WGCU's Digital Task Force Fuels BENTO Launch

Last Updated by Barbara Linstrom | Digital Media Director | WGCU Public Media on

wgvubento.pngWGCU has been a Core Publisher/drupal site since NPR Digital first offered it. Clean, slick and news-driven, it was great, but it didn't allow us to pull content from PBS.

I had a vision based on a very limited budget and a very enthused 25-year-old intern. It was to maximize cross-departmental buy-in on taking our main site to BENTO, while keeping our news site Core Publisher, where a radio staff of five contribute content to it.

The initial step was to hire the intern part-time as a digital media specialist and appoint a Digital Task Force, with representation of each station department -- radio, TV, underwriting, membership, station administration, engineering, finance, communications and design.

As a big fan of teamwork, GM Rick Johnson fully endorsed the task force and he also knew that feeding the group lunch would enhance team spirit.

At our first monthly meeting in June over pinwheel sandwiches, brocccolini salad and brownie bites, the group agreed BENTO was a good idea so that we could pull in PBS content and play to our strength as one of the most well-watched PBS stations in the country. As a starting point, we got a list of all the active BENTO sites, from our supportive SPI rep, Amy Lust.

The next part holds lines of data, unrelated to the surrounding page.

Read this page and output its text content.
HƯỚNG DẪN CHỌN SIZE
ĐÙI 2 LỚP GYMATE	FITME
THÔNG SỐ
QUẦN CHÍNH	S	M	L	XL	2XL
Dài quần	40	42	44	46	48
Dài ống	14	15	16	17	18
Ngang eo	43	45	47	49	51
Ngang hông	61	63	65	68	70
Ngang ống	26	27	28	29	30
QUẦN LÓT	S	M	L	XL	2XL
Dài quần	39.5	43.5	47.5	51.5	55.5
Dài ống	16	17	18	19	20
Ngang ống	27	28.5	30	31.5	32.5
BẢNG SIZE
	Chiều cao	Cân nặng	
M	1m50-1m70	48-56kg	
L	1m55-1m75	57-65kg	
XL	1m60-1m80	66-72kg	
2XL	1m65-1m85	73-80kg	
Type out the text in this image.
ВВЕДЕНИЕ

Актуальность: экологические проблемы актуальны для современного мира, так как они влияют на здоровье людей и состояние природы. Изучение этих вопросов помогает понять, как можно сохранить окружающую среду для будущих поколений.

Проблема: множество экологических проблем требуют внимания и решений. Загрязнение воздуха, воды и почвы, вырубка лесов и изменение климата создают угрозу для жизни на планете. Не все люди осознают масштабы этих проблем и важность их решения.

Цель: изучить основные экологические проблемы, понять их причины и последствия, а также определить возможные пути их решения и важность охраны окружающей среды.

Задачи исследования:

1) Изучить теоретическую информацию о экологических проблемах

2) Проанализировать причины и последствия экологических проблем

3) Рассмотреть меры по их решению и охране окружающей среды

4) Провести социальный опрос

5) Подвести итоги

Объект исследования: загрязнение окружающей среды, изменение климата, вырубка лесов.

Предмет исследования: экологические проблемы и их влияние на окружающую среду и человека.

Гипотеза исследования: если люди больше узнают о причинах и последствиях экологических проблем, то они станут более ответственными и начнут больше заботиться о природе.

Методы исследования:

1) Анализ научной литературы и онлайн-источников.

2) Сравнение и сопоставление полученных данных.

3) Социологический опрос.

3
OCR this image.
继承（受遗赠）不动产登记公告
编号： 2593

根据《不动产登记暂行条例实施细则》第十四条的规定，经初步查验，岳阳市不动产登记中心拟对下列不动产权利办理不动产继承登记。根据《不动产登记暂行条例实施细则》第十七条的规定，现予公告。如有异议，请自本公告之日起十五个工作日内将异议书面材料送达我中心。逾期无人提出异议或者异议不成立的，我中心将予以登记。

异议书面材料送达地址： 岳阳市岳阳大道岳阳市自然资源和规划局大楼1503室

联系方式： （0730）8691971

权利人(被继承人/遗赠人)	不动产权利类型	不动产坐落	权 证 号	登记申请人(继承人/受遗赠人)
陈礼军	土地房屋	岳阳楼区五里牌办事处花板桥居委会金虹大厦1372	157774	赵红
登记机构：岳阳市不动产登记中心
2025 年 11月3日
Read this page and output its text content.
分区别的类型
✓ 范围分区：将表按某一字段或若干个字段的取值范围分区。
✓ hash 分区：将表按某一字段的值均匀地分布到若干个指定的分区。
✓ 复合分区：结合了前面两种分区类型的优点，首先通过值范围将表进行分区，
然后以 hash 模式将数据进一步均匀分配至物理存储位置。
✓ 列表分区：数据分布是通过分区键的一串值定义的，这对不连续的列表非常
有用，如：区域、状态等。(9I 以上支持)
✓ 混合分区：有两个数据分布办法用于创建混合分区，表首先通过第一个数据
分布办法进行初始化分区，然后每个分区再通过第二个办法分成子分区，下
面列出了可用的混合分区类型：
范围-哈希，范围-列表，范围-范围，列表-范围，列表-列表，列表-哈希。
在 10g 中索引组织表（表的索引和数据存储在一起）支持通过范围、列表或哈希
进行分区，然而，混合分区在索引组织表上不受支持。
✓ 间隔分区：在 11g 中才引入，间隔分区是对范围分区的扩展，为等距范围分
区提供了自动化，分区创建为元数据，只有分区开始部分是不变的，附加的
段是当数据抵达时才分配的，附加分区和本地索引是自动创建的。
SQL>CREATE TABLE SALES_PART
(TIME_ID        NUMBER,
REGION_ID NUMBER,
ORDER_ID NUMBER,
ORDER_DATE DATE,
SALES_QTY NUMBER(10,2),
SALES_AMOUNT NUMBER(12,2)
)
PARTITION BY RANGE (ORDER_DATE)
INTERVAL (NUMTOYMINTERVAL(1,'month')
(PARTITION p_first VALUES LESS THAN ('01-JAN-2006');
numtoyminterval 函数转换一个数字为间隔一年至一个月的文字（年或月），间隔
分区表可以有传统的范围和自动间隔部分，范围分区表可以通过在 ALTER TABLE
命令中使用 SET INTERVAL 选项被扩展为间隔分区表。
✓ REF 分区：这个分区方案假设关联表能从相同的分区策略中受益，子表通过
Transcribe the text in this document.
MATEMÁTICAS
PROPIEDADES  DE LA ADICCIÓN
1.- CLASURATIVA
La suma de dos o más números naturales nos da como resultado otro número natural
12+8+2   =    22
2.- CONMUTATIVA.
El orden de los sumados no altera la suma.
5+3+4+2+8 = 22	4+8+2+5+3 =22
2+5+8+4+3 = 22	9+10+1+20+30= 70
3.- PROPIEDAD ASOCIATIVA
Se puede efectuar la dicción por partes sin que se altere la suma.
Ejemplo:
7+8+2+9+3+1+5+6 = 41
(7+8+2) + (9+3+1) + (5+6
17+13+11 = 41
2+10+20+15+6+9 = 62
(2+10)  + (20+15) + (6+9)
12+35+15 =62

Then, we assigned three sites per task force member for our next meeting in July. The agenda? Members were to present a few rants and raves about their sites.

After reviewing 32 BENTO sites on the big screen in the conference room over sub sandwiches, quinoa salad and chocolate chunk cookies, we had a working list of about 50 things we either did or didn't want to do. We'd talked through, over the course of two and a half hours, sites from Southern California to Maine.

By involving staff from all departments/levels, we had shared interest. So, at our August meeting, when we realized that we needed to hire an outside web firm to overwrite code and customize beyond the PBS lunchbox offerings, we got buy in from underwriting on an ambitious 6-month trade deal, for 20 hours a month.

At our September meeting, we assigned a few pages of our new site to each member for review.

The result? A site built largely by a talented millennial with cross-department input that launched in October. It’s a site that a lot of us feel good about. And, one that retains our station identity, meshes well with Core Publisher and continues to invite open discussion.